Мысль о мести наполняла ее приятным возбуждением: хотелось чувствовать себя стихией, ураганом, ливнем, наводнением — это был веский повод сделать что-то неправильное, незаконное и оттого еще более притягательное. Бросить на историка весь свой гнев, все свое отчаяние, всю мощь способностей, которые Саша предчувствовала, но не могла осознать. Она бы вырвала ему руки, выдавила глаза, вскрыла бы грудную клетку и смотрела бы, как испуганно бьется его сердце. Она придумывала историку тысячи страшных казней…
Но она боялась — и самой себя, и того, что все снова выйдет из-под контроля.
И тогда оставался только Слава. Способ заполнить пустоту. Способ заполучить себе того, кто действительно нужен: похожего, способного понять.
Саша развернула платок и застыла над ним, задумавшись о красках.
Для начала она набрала черного — не безнадежного черного, а глубокого, яркого, подчеркивающего.
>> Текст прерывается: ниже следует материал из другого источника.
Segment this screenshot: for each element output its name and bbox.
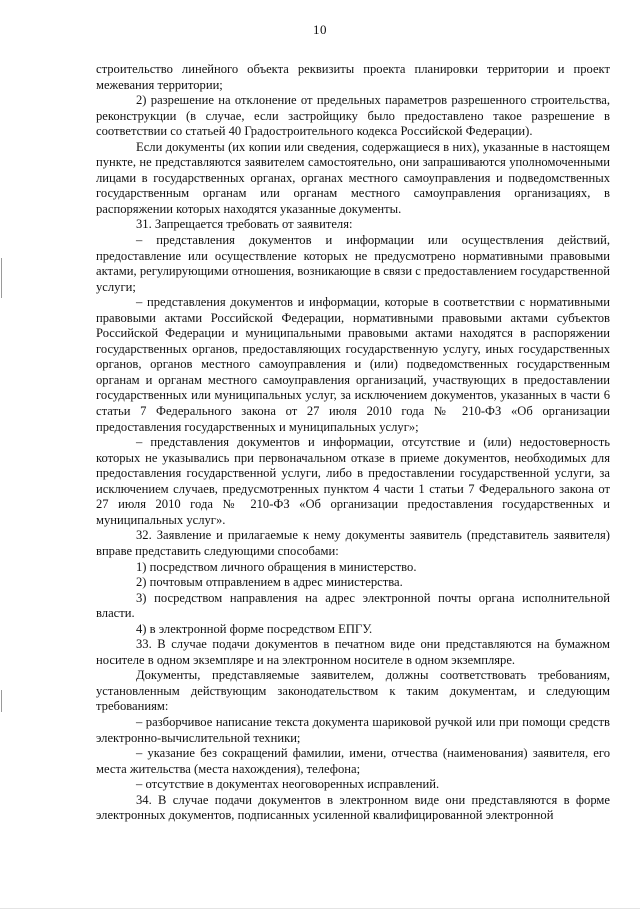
list-item: 3) посредством направления на адрес электронной почты органа исполнительной власти. [96,590,610,621]
list-item: 2) почтовым отправлением в адрес министерства. [136,575,403,590]
scan-artifact [1,258,2,298]
section-heading-32: 32. Заявление и прилагаемые к нему документы заявитель (представитель заявителя) вправе представить следующими способами: [96,528,610,558]
section-heading-34: 34. В случае подачи документов в электронном виде они представляются в форме электронных документов, подписанных усиленной квалифицированной электронной [96,792,610,823]
paragraph: 2) разрешение на отклонение от предельных параметров разрешенного строительства, реконструкции (в случае, если застройщику было предоставлено такое разрешение в соответствии со статьей 40 Градостроительного кодекса Российской Федерации). [96,93,610,139]
scan-artifact [1,690,2,712]
page-number: 10 [313,22,327,37]
paragraph: строительство линейного объекта реквизиты проекта планировки территории и проект межевания территории; [96,62,610,92]
paragraph: Документы, представляемые заявителем, должны соответствовать требованиям, установленным действующим законодательством к таким документам, и следующим требованиям: [96,668,610,714]
list-item: – отсутствие в документах неоговоренных исправлений. [136,777,440,792]
section-heading-33: 33. В случае подачи документов в печатном виде они представляются на бумажном носителе в одном экземпляре и на электронном носителе в одном экземпляре. [96,637,610,667]
paragraph: Если документы (их копии или сведения, содержащиеся в них), указанные в настоящем пункте, не представляются заявителем самостоятельно, они запрашиваются уполномоченными лицами в государственных органах, органах местного самоуправления и подведомственных государственным органам или органам местного самоуправления организациях, в распоряжении которых находятся указанные документы. [96,139,610,216]
list-item: – представления документов и информации, которые в соответствии с нормативными правовыми актами Российской Федерации, нормативными правовыми актами субъектов Российской Федерации и муниципальными правовыми актами находятся в распоряжении государственных органов, предоставляющих государственную услугу, иных государственных органов, органов местного самоуправления и (или) подведомственных государственным органам и органам местного самоуправления организаций, участвующих в предоставлении государственных или муниципальных услуг, за исключением документов, указанных в части 6 статьи 7 Федерального закона от 27 июля 2010 года № 210-ФЗ «Об организации предоставления государственных и муниципальных услуг»; [96,295,610,434]
list-item: 4) в электронной форме посредством ЕПГУ. [136,621,373,636]
list-item: 1) посредством личного обращения в министерство. [136,559,417,574]
list-item: – разборчивое написание текста документа шариковой ручкой или при помощи средств электронно-вычислительной техники; [96,714,610,745]
document-body [96,62,610,824]
scan-edge [0,908,640,909]
list-item: – представления документов и информации или осуществления действий, предоставление или осуществление которых не предусмотрено нормативными правовыми актами, регулирующими отношения, возникающие в связи с предоставлением государственной услуги; [96,233,610,294]
list-item: – представления документов и информации, отсутствие и (или) недостоверность которых не указывались при первоначальном отказе в приеме документов, необходимых для предоставления государственной услуги, либо в предоставлении государственной услуги, за исключением случаев, предусмотренных пунктом 4 части 1 статьи 7 Федерального закона от 27 июля 2010 года № 210-ФЗ «Об организации предоставления государственных и муниципальных услуг». [96,435,610,527]
section-heading-31: 31. Запрещается требовать от заявителя: [136,217,353,232]
list-item: – указание без сокращений фамилии, имени, отчества (наименования) заявителя, его места жительства (места нахождения), телефона; [96,746,610,776]
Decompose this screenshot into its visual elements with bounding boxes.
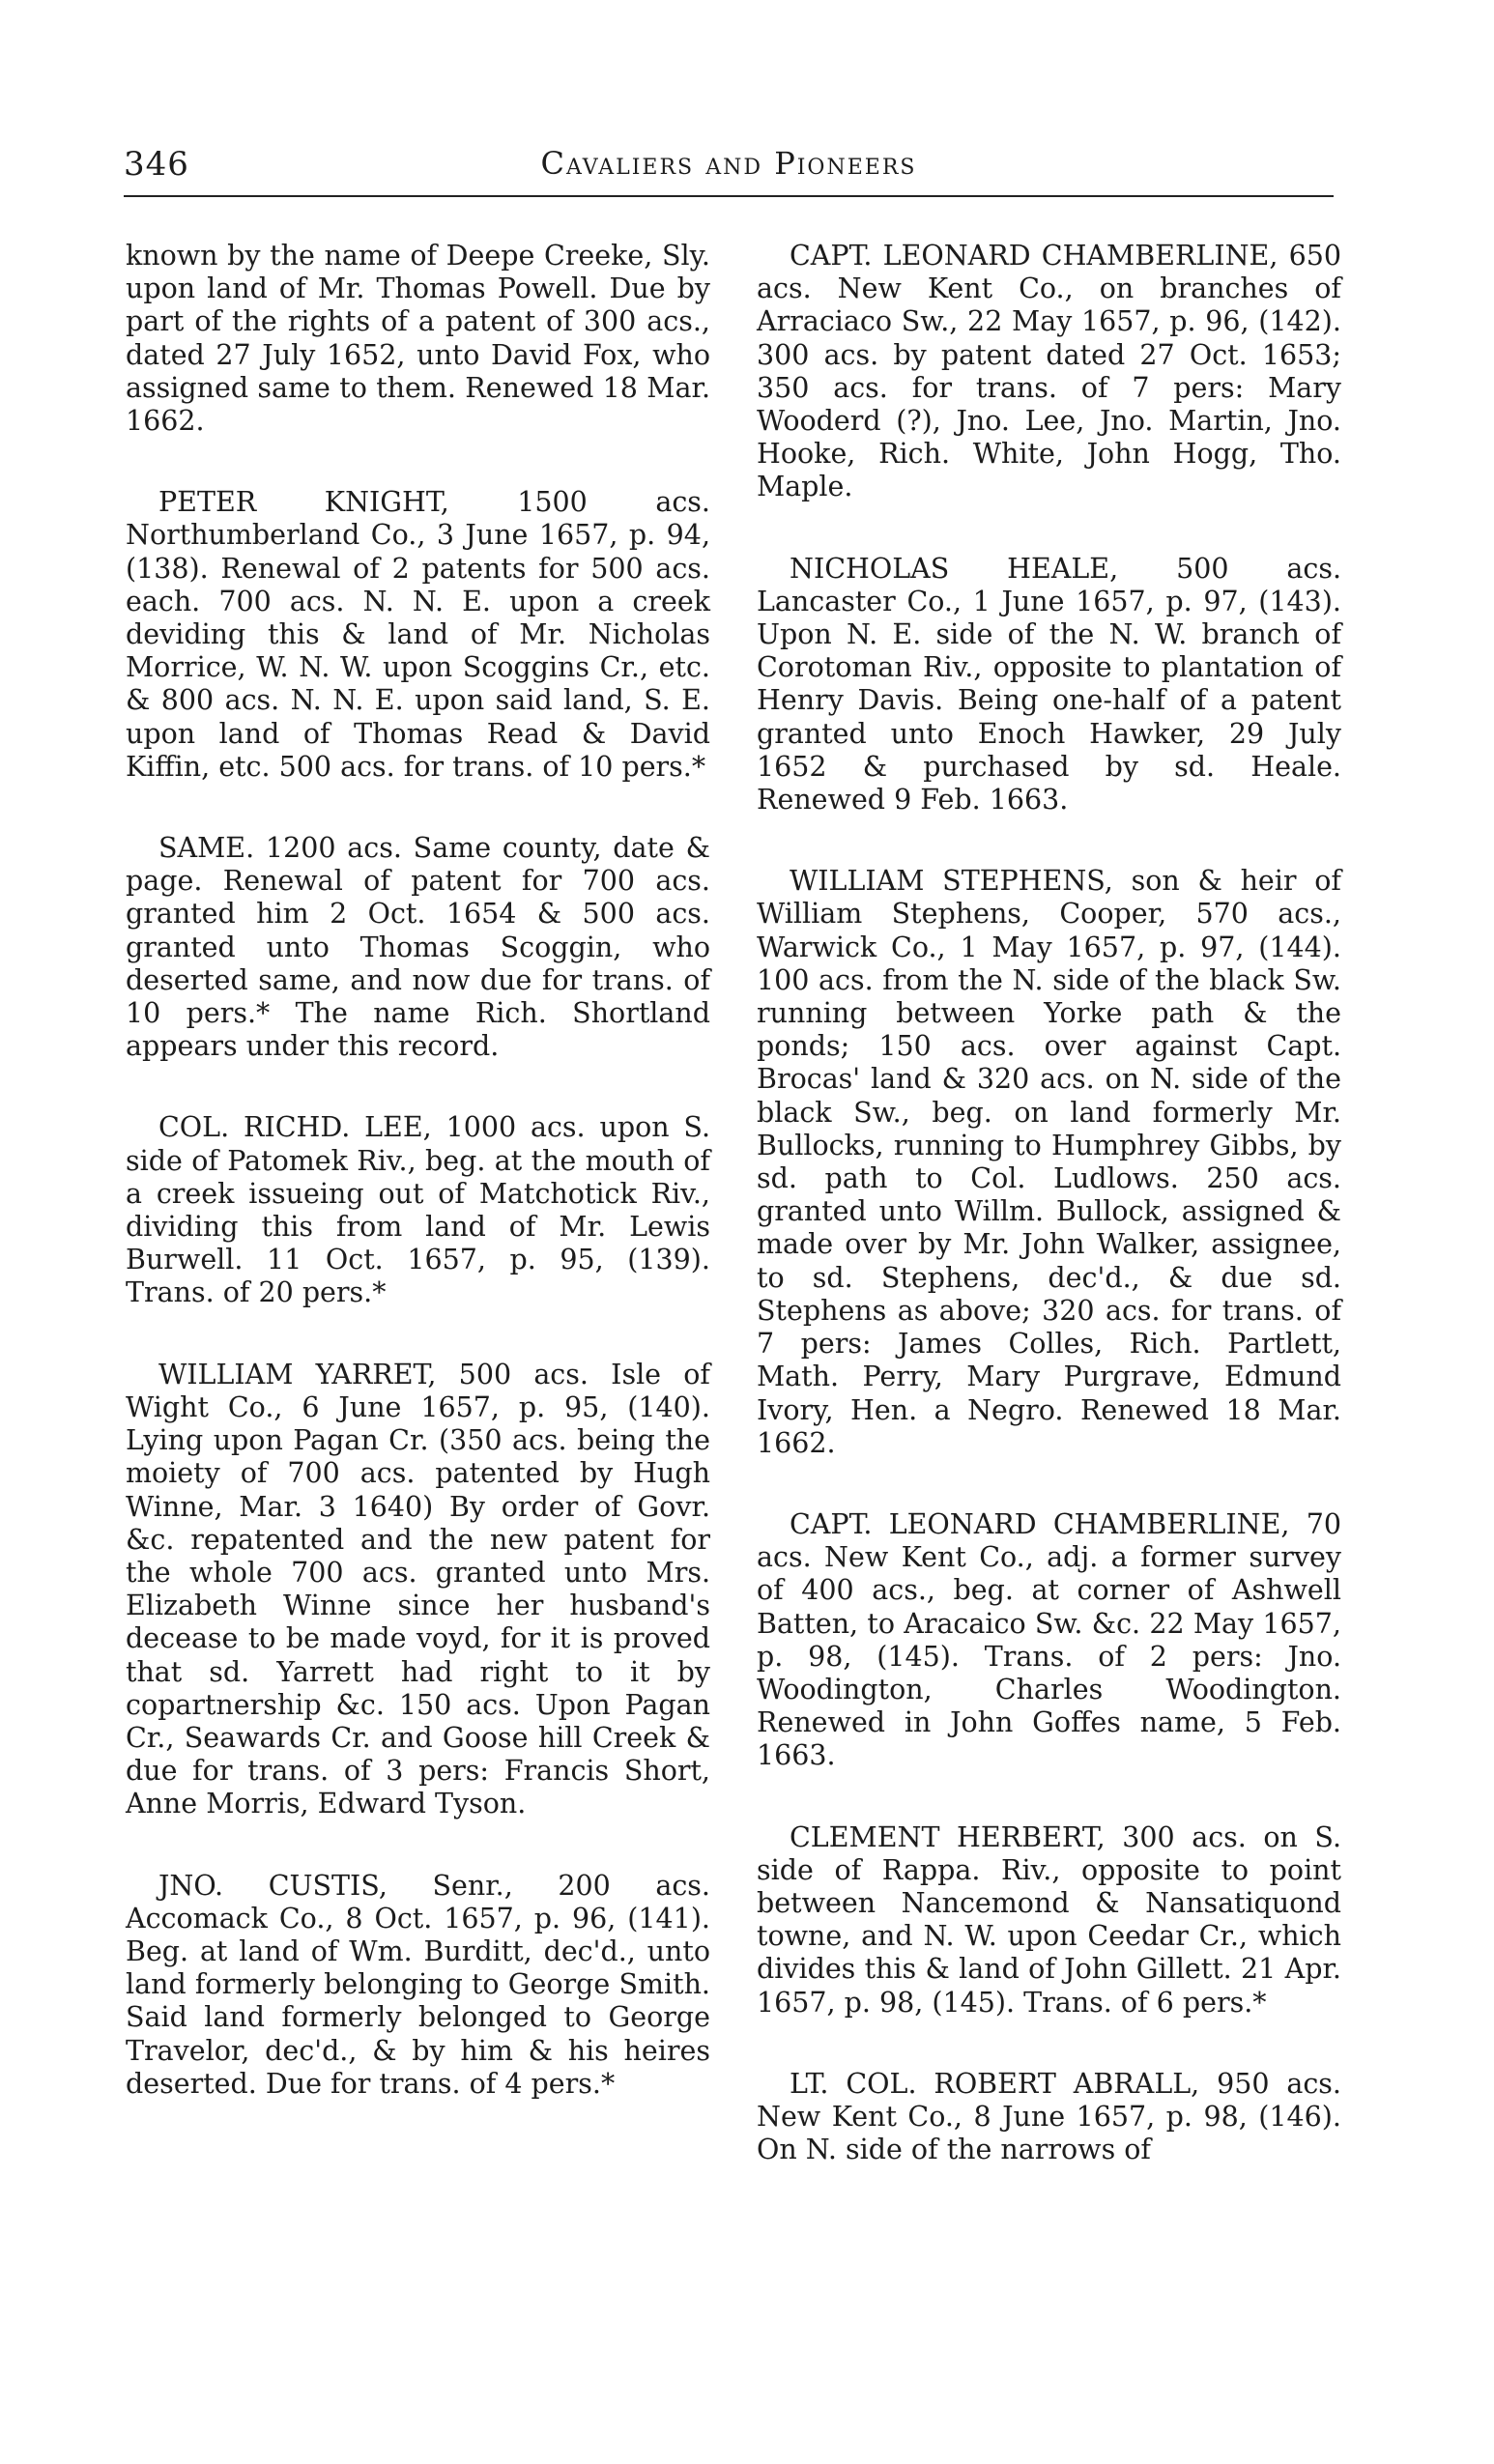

Влажный, натянутый на раму шелк слегка подрагивал — будто уже ожил, будто, как живая кожа, ждал тревожащего прикосновения кисти.
Саша набрала в грудь воздуха, потом тихонько выдохнула и, наклонившись, тронула ткань. Но мазка не получилось. Черная краска свернулась в крохотные разрозненные шарики, и самый большой каплей потек к краю, не оставляя за собой следа.
Саша не поняла, что случилось. Она даже не разрешила себе подумать: просто мазнула еще раз. А потом еще и еще: ткань не принимала краски.
Саша отбросила кисть, и та деревянно и тонко брякнула, ударившись об пол. Краска опрокинулась и медленно потекла по раме, впитываясь в шершавую, необработанную древесину.
Саша глядела за этим, как завороженная, потом тронула шелк кончиком пальца. Палец наткнулся на что-то твердое и холодное: вся ткань была покрыта воском. Саша надавила посередине, шелк прогнулся, и на желтоватом фоне проступили белесые, едва заметные трещинки.